De cara a nuestro oficio, la conjura del genius loci busca ponernos en contacto con el alma del lugar, penetrar en ella a través de la trama invisible de sus voces, mitos, potencias cósmicas, imaginería e iconografía. Algo que, en conjunto, condicionará el destino de lo que allí pueda suceder. Contactar con los centros de energía de un lugar es, pues, otra manera de movilizar en nosotros las energías propias de la creatividad. Ahora bien, ¿cómo podemos adentrarnos en estas güijas y espiritismos de los espacios?

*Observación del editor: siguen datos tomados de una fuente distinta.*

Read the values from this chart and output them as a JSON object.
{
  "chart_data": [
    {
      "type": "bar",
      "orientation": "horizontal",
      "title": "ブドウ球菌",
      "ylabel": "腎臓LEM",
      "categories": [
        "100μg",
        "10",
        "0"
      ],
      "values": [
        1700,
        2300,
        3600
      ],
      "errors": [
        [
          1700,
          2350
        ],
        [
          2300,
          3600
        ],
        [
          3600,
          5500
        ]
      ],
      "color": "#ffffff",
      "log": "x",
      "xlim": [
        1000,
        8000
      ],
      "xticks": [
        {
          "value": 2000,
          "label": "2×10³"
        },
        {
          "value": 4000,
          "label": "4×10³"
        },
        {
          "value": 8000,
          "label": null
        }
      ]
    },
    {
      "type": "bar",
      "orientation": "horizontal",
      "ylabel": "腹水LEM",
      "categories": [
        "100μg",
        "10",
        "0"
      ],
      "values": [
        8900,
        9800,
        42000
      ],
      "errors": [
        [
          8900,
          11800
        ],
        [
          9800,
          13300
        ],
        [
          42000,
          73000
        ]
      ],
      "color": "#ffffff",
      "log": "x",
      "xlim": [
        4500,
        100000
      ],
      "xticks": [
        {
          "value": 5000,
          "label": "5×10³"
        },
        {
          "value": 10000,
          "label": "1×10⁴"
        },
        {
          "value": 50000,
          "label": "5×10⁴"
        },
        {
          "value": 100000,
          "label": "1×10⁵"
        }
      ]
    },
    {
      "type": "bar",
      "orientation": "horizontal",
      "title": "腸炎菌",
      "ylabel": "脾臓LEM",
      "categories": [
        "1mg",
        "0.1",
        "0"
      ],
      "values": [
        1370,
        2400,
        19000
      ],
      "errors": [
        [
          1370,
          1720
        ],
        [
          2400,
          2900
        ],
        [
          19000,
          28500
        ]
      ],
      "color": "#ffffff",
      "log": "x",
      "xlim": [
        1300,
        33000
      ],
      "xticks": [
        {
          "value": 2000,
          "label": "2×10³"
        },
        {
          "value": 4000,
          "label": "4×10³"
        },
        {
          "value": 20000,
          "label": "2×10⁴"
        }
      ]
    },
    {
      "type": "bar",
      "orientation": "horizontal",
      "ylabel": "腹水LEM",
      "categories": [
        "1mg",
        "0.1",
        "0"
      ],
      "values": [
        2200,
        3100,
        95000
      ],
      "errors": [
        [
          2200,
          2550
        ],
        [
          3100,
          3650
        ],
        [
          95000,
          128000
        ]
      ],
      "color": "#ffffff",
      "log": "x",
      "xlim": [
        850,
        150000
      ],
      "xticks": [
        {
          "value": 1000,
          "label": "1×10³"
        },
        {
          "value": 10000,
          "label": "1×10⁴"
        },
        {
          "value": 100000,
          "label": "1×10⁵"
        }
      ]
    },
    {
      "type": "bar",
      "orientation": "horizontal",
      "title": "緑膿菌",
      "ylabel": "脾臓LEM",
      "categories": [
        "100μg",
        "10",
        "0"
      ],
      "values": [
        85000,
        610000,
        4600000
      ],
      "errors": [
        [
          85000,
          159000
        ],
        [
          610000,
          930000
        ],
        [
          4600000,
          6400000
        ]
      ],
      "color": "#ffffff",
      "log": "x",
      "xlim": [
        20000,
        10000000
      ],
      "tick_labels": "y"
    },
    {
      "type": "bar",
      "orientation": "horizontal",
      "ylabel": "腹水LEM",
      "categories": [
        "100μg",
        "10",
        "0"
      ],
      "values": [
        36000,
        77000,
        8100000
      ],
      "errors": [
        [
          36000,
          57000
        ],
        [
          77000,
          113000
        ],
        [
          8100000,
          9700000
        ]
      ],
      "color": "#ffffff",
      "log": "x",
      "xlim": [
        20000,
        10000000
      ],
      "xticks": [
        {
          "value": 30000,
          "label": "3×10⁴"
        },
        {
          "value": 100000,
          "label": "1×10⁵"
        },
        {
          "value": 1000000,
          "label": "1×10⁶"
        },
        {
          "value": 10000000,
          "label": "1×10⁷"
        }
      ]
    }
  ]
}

Lo que os sugerimos, apoyándonos y contrapunteando algunas propuestas de Lappin, es un decálogo abierto de posibles abordajes para la ensoñación de espacios y paisajes. Os toca ensayarlo, cada uno a vuestro modo.


Tomar nota de esos espacios a los que volvemos en nuestros sueños.

Viajar, caminar. Exponernos al extrañamiento de nuevos paisajes.

Transportarnos allí con un cuaderno de notas y dedicarnos, como diría san Juan de la Cruz, a esa harta contemplación y a anotar esos éxtasis.

Desarrollar en cada viaje que hagamos una «ciencia de intuiciones» (Durrell). Dar con nuestras propias lecturas y correspondencias, siempre en la periferia de lo turístico.

Cultivar esa fina conjunción entre la geografía, la antropología y la arqueología de cada lugar con voluntad poética.

Investigar documentos asociados a esos espacios: viejos mapas, archivos, postales, fotografías, ilustraciones de revistas, canciones, hemerografía, cartas.

Revisar lo que otros creadores y artistas han escrito, pintado, fotografiado, dicho o imaginado sobre ese lugar.

Tomar nota de nombres con aura sonora (pueblos, calles, casas, locales).

Hacernos con objetos que atesoremos como símbolos o fetiches. No descartar suvenires.

Cultivar y documentar lo que Coleridge llamaba «reliquias de sensación», es decir, toda clase de experiencias sensoriales y espirituales de alta orfebrería.


Este decálogo reúne una serie de rutinas que nos ayudarán a recrear lo que Lappin llama the mood of a location (la firma de un paisaje, la sensación que emana) y que podríamos traducir en contigüidades semánticas: el humor, el temperamento y el ánimo; la fisiología, la pulsión y el espíritu de un lugar. Así motivaremos eso que Virginia Woolf llama «momentos del ser» y que, lo mismo que las epifanías de Joyce, constituyen experiencias de conciencia lúcida en torno a nuestros mapas, geografías, paisajes y espacios más íntimos: una nueva luz portadora de la llave que nos libere de la profecía de Kavafis y nos sensibilice hacia el temblor de nuevos umbrales.